第2360章
她拉開書房門,神色已恢復如常,只是手心冰涼一片。“秋棠,打聽得如何?”
秋棠進門,點亮燭火,臉上帶著奔波後的疲憊和一絲興奮:“娘娘,確有發現!思過院那邊,雖然表面看守嚴密,但奴婢從一個負責給那邊送漿洗衣服的老嬤嬤那裡探到,大約半月前,有個臉生的低階內侍,藉著給廢太子送新抄佛經的名義進去過一次,待了差不多一盞茶時間。那老嬤嬤說,那人雖然穿著普通內侍服飾,但走路姿勢和手上皮膚,不太像做粗活的。另外,昨夜鳳鳴殿走水前半個時辰,西華門附近有一隊羽林衛交接班時,領隊的隊正臨時稱腹痛,離開了一會兒,時間不長,但足夠一個人悄悄潛行一段距離。而那隊正......奴婢查了,他有個表親,曾在廢太子東宮當過差,雖然那場宮變後就被清洗出宮,但關係未必斷得乾淨。”
線索開始串聯起來了。陌生內侍可能與廢太子傳遞訊息,羽林衛的異常或許為縱火者提供了機會。但那個內侍是誰?如今何在?與鏡子照出的那個老宦是否有關聯?
還有那片雲錦,宮中的流言,御史臺的動向......千頭萬緒,如同一張逐漸收緊的網。
毛草靈走到窗邊,望著外面沉沉的夜色。宮牆巍峨,殿宇重重,每一片陰影下都可能藏著致命的算計。鳳鳴殿的火,廢太子的死,詭異的銅鏡,交織成一片深不見底的迷霧。

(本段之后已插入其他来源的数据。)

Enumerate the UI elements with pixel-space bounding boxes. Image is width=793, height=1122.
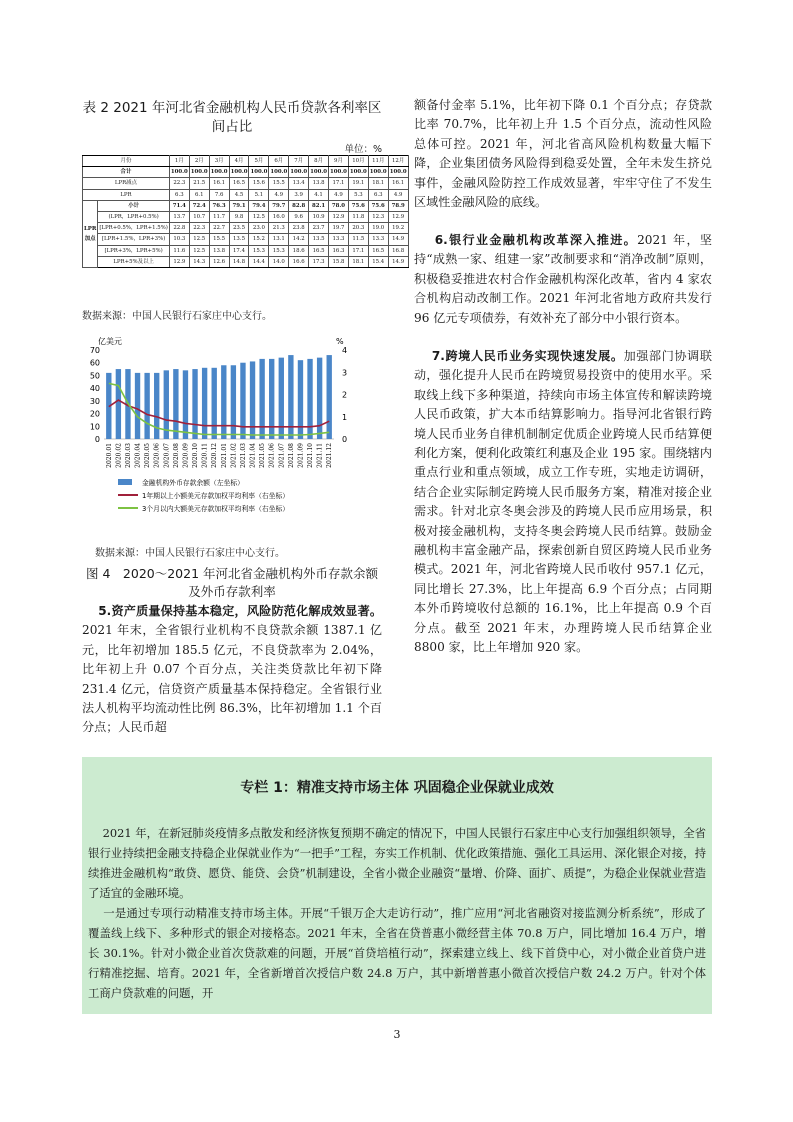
value-cell: 15.4 <box>368 256 388 267</box>
table-row <box>83 212 409 223</box>
header-month-cell: 11月 <box>368 156 388 167</box>
table-row <box>83 167 409 178</box>
column-box <box>82 757 712 1014</box>
value-cell: 12.9 <box>329 212 349 223</box>
table-title: 表 2 2021 年河北省金融机构人民币贷款各利率区间占比 <box>82 100 382 135</box>
value-cell: 22.3 <box>189 223 209 234</box>
row-label-cell: LPR+5%及以上 <box>98 256 170 267</box>
value-cell: 82.1 <box>309 200 329 211</box>
value-cell: 6.3 <box>368 189 388 200</box>
value-cell: 18.6 <box>289 245 309 256</box>
row-label-cell: LPR <box>83 189 170 200</box>
header-month-cell: 2月 <box>189 156 209 167</box>
value-cell: 17.3 <box>309 256 329 267</box>
value-cell: 14.4 <box>249 256 269 267</box>
header-month-cell: 1月 <box>169 156 189 167</box>
value-cell: 19.7 <box>329 223 349 234</box>
header-label-cell: 月份 <box>83 156 170 167</box>
value-cell: 15.5 <box>269 178 289 189</box>
value-cell: 4.9 <box>329 189 349 200</box>
right-tick-label: 1 <box>342 412 348 422</box>
header-month-cell: 6月 <box>269 156 289 167</box>
value-cell: 12.3 <box>368 212 388 223</box>
row-group-cell: LPR加点 <box>83 200 98 267</box>
row-label-cell: LPR减点 <box>83 178 170 189</box>
deposit-bar <box>202 368 207 439</box>
x-tick-label: 2020.01 <box>105 443 113 468</box>
table-row <box>83 200 409 211</box>
value-cell: 13.3 <box>329 234 349 245</box>
x-tick-label: 2020.09 <box>182 443 190 468</box>
value-cell: 15.6 <box>249 178 269 189</box>
x-tick-label: 2021.02 <box>230 443 238 468</box>
paragraph-heading: 6.银行业金融机构改革深入推进。 <box>434 233 638 247</box>
table-row <box>83 189 409 200</box>
deposit-bar <box>231 365 236 439</box>
x-tick-label: 2020.10 <box>192 443 200 468</box>
value-cell: 3.9 <box>289 189 309 200</box>
value-cell: 23.5 <box>229 223 249 234</box>
left-tick-label: 60 <box>89 358 100 368</box>
left-tick-label: 0 <box>94 435 100 444</box>
x-tick-label: 2021.12 <box>326 443 334 468</box>
table-row <box>83 178 409 189</box>
value-cell: 14.3 <box>189 256 209 267</box>
x-tick-label: 2021.10 <box>307 443 315 468</box>
deposit-bar <box>221 365 226 439</box>
value-cell: 78.9 <box>388 200 408 211</box>
value-cell: 16.3 <box>329 245 349 256</box>
value-cell: 11.7 <box>209 212 229 223</box>
x-tick-label: 2020.06 <box>153 443 161 468</box>
value-cell: 11.8 <box>348 212 368 223</box>
value-cell: 13.5 <box>229 234 249 245</box>
x-tick-label: 2021.06 <box>268 443 276 468</box>
value-cell: 4.9 <box>269 189 289 200</box>
row-label-cell: [LPR+1.5%，LPR+3%) <box>98 234 170 245</box>
table-row <box>83 245 409 256</box>
value-cell: 72.4 <box>189 200 209 211</box>
header-month-cell: 10月 <box>348 156 368 167</box>
table-row <box>83 256 409 267</box>
row-label-cell: [LPR+0.5%，LPR+1.5%) <box>98 223 170 234</box>
value-cell: 13.4 <box>289 178 309 189</box>
value-cell: 82.8 <box>289 200 309 211</box>
value-cell: 14.8 <box>229 256 249 267</box>
value-cell: 16.8 <box>388 245 408 256</box>
value-cell: 9.6 <box>289 212 309 223</box>
value-cell: 5.1 <box>249 189 269 200</box>
deposit-bar <box>116 369 121 439</box>
value-cell: 15.3 <box>249 245 269 256</box>
value-cell: 15.3 <box>269 245 289 256</box>
left-tick-label: 20 <box>89 409 100 419</box>
deposit-bar <box>317 358 322 439</box>
value-cell: 23.0 <box>249 223 269 234</box>
deposit-bar <box>144 373 149 439</box>
paragraph-body: 加强部门协调联动，强化提升人民币在跨境贸易投资中的使用水平。采取线上线下多种渠道，持续向市场主体宣传和解读跨境人民币政策，扩大本币结算影响力。指导河北省银行跨境人民币业务自律机制制定优质企业跨境人民币结算便利化方案，便利化政策红利惠及企业 195 家。围绕辖内重点行业和重点领域，成立工作专班，实地走访调研，结合企业实际制定跨境人民币服务方案，精准对接企业需求。针对北京冬奥会涉及的跨境人民币应用场景，积极对接金融机构，支持冬奥会跨境人民币结算。鼓励金融机构丰富金融产品，探索创新自贸区跨境人民币业务模式。2021 年，河北省跨境人民币收付 957.1 亿元，同比增长 27.3%，比上年提高 6.9 个百分点；占同期本外币跨境收付总额的 16.1%，比上年提高 0.9 个百分点。截至 2021 年末，办理跨境人民币结算企业 8800 家，比上年增加 920 家。 <box>414 349 712 655</box>
row-label-cell: [LPR+3%，LPR+5%) <box>98 245 170 256</box>
value-cell: 17.1 <box>329 178 349 189</box>
table-row <box>83 223 409 234</box>
left-tick-label: 40 <box>89 384 100 394</box>
value-cell: 71.4 <box>169 200 189 211</box>
value-cell: 11.6 <box>169 245 189 256</box>
value-cell: 4.9 <box>388 189 408 200</box>
paragraph-body: 2021 年，坚持“成熟一家、组建一家”改制要求和“消净改制”原则，积极稳妥推进农村合作金融机构深化改革，省内 4 家农合机构启动改制工作。2021 年河北省地方政府共发行 96 亿元专项债券，有效补充了部分中小银行资本。 <box>414 233 712 325</box>
value-cell: 19.1 <box>348 178 368 189</box>
value-cell: 78.0 <box>329 200 349 211</box>
figure-title: 图 4 2020～2021 年河北省金融机构外币存款余额及外币存款利率 <box>85 566 379 599</box>
value-cell: 12.9 <box>169 256 189 267</box>
legend-label: 3个月以内大额美元存款加权平均利率（右坐标） <box>142 505 290 513</box>
row-label-cell: (LPR，LPR+0.5%) <box>98 212 170 223</box>
interest-rate-table <box>82 155 409 268</box>
value-cell: 100.0 <box>289 167 309 178</box>
table-row <box>83 234 409 245</box>
value-cell: 100.0 <box>169 167 189 178</box>
value-cell: 15.8 <box>329 256 349 267</box>
value-cell: 75.6 <box>368 200 388 211</box>
value-cell: 100.0 <box>348 167 368 178</box>
deposit-bar <box>183 370 188 439</box>
header-month-cell: 7月 <box>289 156 309 167</box>
value-cell: 4.5 <box>229 189 249 200</box>
paragraph-heading: 5.资产质量保持基本稳定，风险防范化解成效显著。 <box>98 604 382 618</box>
value-cell: 11.5 <box>348 234 368 245</box>
value-cell: 14.9 <box>388 256 408 267</box>
left-tick-label: 70 <box>89 346 100 355</box>
liquidity-paragraph: 额备付金率 5.1%，比年初下降 0.1 个百分点；存贷款比率 70.7%，比年初上升 1.5 个百分点，流动性风险总体可控。2021 年，河北省高风险机构数量大幅下降，企业集团债务风险得到稳妥处置，全年未发生挤兑事件，金融风险防控工作成效显著，牢牢守住了不发生区域性金融风险的底线。 <box>414 98 712 210</box>
x-tick-label: 2021.05 <box>259 443 267 468</box>
value-cell: 16.0 <box>269 212 289 223</box>
value-cell: 18.1 <box>348 256 368 267</box>
value-cell: 22.8 <box>169 223 189 234</box>
left-tick-label: 30 <box>89 396 100 406</box>
box-paragraph <box>88 903 706 1003</box>
value-cell: 100.0 <box>209 167 229 178</box>
legend-label: 金融机构外币存款余额（左坐标） <box>142 479 244 487</box>
value-cell: 10.7 <box>189 212 209 223</box>
bank-reform-paragraph <box>414 231 712 328</box>
value-cell: 100.0 <box>368 167 388 178</box>
deposit-bar <box>192 369 197 439</box>
value-cell: 18.1 <box>368 178 388 189</box>
x-tick-label: 2020.04 <box>134 443 142 468</box>
deposit-bar <box>164 370 169 439</box>
value-cell: 13.1 <box>269 234 289 245</box>
deposit-bar <box>173 369 178 439</box>
value-cell: 4.1 <box>309 189 329 200</box>
value-cell: 15.5 <box>209 234 229 245</box>
deposit-bar <box>212 368 217 439</box>
x-tick-label: 2021.08 <box>287 443 295 468</box>
value-cell: 6.1 <box>189 189 209 200</box>
value-cell: 16.1 <box>209 178 229 189</box>
x-tick-label: 2020.11 <box>201 443 209 468</box>
x-tick-label: 2021.11 <box>316 443 324 468</box>
value-cell: 9.8 <box>229 212 249 223</box>
value-cell: 79.4 <box>249 200 269 211</box>
header-month-cell: 9月 <box>329 156 349 167</box>
x-tick-label: 2020.03 <box>124 443 132 468</box>
x-tick-label: 2020.05 <box>144 443 152 468</box>
value-cell: 21.5 <box>189 178 209 189</box>
value-cell: 100.0 <box>249 167 269 178</box>
value-cell: 15.2 <box>249 234 269 245</box>
value-cell: 76.3 <box>209 200 229 211</box>
value-cell: 17.1 <box>348 245 368 256</box>
value-cell: 75.6 <box>348 200 368 211</box>
value-cell: 16.5 <box>229 178 249 189</box>
value-cell: 13.8 <box>209 245 229 256</box>
deposit-bar <box>327 355 332 439</box>
value-cell: 13.5 <box>309 234 329 245</box>
value-cell: 21.3 <box>269 223 289 234</box>
row-label-cell: 小计 <box>98 200 170 211</box>
x-tick-label: 2020.08 <box>172 443 180 468</box>
x-tick-label: 2021.09 <box>297 443 305 468</box>
value-cell: 10.9 <box>309 212 329 223</box>
right-tick-label: 4 <box>342 346 348 355</box>
value-cell: 22.3 <box>169 178 189 189</box>
value-cell: 10.3 <box>169 234 189 245</box>
paragraph-heading: 7.跨境人民币业务实现快速发展。 <box>431 349 624 363</box>
left-axis-unit: 亿美元 <box>98 337 122 346</box>
right-tick-label: 3 <box>342 368 348 378</box>
value-cell: 100.0 <box>388 167 408 178</box>
table-header-row <box>83 156 409 167</box>
chart-source: 数据来源：中国人民银行石家庄中心支行。 <box>95 548 285 559</box>
value-cell: 100.0 <box>189 167 209 178</box>
page-number: 3 <box>393 1028 401 1041</box>
left-tick-label: 50 <box>89 371 100 381</box>
value-cell: 23.7 <box>309 223 329 234</box>
value-cell: 13.7 <box>169 212 189 223</box>
value-cell: 19.2 <box>388 223 408 234</box>
value-cell: 13.8 <box>309 178 329 189</box>
box-paragraph <box>88 823 706 903</box>
value-cell: 16.5 <box>368 245 388 256</box>
header-month-cell: 8月 <box>309 156 329 167</box>
x-tick-label: 2020.07 <box>163 443 171 468</box>
header-month-cell: 12月 <box>388 156 408 167</box>
value-cell: 79.1 <box>229 200 249 211</box>
right-axis-unit: % <box>336 337 344 346</box>
deposit-bar <box>135 373 140 439</box>
legend-label: 1年期以上小额美元存款加权平均利率（右坐标） <box>142 492 290 500</box>
cross-border-rmb-paragraph <box>414 347 712 658</box>
value-cell: 100.0 <box>329 167 349 178</box>
paragraph-body: 2021 年末，全省银行业机构不良贷款余额 1387.1 亿元，比年初增加 185.5 亿元，不良贷款率为 2.04%，比年初上升 0.07 个百分点，关注类贷款比年初下降 231.4 亿元，信贷资产质量基本保持稳定。全省银行业法人机构平均流动性比例 86.3%，比年初增加 1.1 个百分点；人民币超 <box>82 623 382 735</box>
value-cell: 100.0 <box>309 167 329 178</box>
value-cell: 12.5 <box>189 245 209 256</box>
value-cell: 12.5 <box>249 212 269 223</box>
value-cell: 16.5 <box>309 245 329 256</box>
table-source: 数据来源：中国人民银行石家庄中心支行。 <box>82 311 272 322</box>
value-cell: 14.9 <box>388 234 408 245</box>
value-cell: 12.5 <box>189 234 209 245</box>
x-tick-label: 2020.12 <box>211 443 219 468</box>
rate-line <box>109 400 329 427</box>
x-tick-label: 2021.01 <box>220 443 228 468</box>
header-month-cell: 4月 <box>229 156 249 167</box>
value-cell: 17.4 <box>229 245 249 256</box>
value-cell: 23.8 <box>289 223 309 234</box>
value-cell: 13.3 <box>368 234 388 245</box>
value-cell: 100.0 <box>269 167 289 178</box>
x-tick-label: 2020.02 <box>115 443 123 468</box>
value-cell: 12.9 <box>388 212 408 223</box>
header-month-cell: 5月 <box>249 156 269 167</box>
value-cell: 22.7 <box>209 223 229 234</box>
value-cell: 16.1 <box>388 178 408 189</box>
asset-quality-paragraph <box>82 602 382 738</box>
box-paragraph-text: 2021 年，在新冠肺炎疫情多点散发和经济恢复预期不确定的情况下，中国人民银行石家庄中心支行加强组织领导，全省银行业持续把金融支持稳企业保就业作为“一把手”工程，夯实工作机制、优化政策措施、强化工具运用、深化银企对接，持续推进金融机构“敢贷、愿贷、能贷、会贷”机制建设，全省小微企业融资“量增、价降、面扩、质提”，为稳企业保就业营造了适宜的金融环境。 <box>88 826 706 900</box>
value-cell: 19.0 <box>368 223 388 234</box>
right-tick-label: 0 <box>342 435 348 444</box>
box-body <box>88 823 706 1003</box>
header-month-cell: 3月 <box>209 156 229 167</box>
value-cell: 6.3 <box>169 189 189 200</box>
right-tick-label: 2 <box>342 390 348 400</box>
value-cell: 14.0 <box>269 256 289 267</box>
value-cell: 79.7 <box>269 200 289 211</box>
left-tick-label: 10 <box>89 422 100 432</box>
value-cell: 16.6 <box>289 256 309 267</box>
value-cell: 12.6 <box>209 256 229 267</box>
legend-swatch <box>118 479 132 485</box>
table-unit: 单位：% <box>344 144 382 155</box>
row-label-cell: 合计 <box>83 167 170 178</box>
value-cell: 20.3 <box>348 223 368 234</box>
value-cell: 7.6 <box>209 189 229 200</box>
x-tick-label: 2021.03 <box>239 443 247 468</box>
value-cell: 100.0 <box>229 167 249 178</box>
box-title: 专栏 1：精准支持市场主体 巩固稳企业保就业成效 <box>240 780 554 796</box>
box-paragraph-text: 一是通过专项行动精准支持市场主体。开展“千银万企大走访行动”，推广应用“河北省融资对接监测分析系统”，形成了覆盖线上线下、多种形式的银企对接格态。2021 年末，全省在贷普惠小微经营主体 70.8 万户，同比增加 16.4 万户，增长 30.1%。针对小微企业首次贷款难的问题，开展“首贷培植行动”，探索建立线上、线下首贷中心，对小微企业首贷户进行精准挖掘、培育。2021 年，全省新增首次授信户数 24.8 万户，其中新增普惠小微首次授信户数 24.2 万户。针对个体工商户贷款难的问题，开 <box>88 906 706 1000</box>
x-tick-label: 2021.04 <box>249 443 257 468</box>
foreign-deposit-chart <box>82 335 382 525</box>
x-tick-label: 2021.07 <box>278 443 286 468</box>
value-cell: 14.2 <box>289 234 309 245</box>
value-cell: 5.3 <box>348 189 368 200</box>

她必須儘快理清頭緒,找到那個在暗中推動這一切的黑手。否則,下一個被這迷霧吞噬的,可能就是她自己,甚至是她與皇帝苦心經營的一切。
“秋棠,”她轉過身,眼神在燭光下亮得驚人,“想辦法,找到那個去過思過院的‘內侍’。活要見人,死......也要見屍。”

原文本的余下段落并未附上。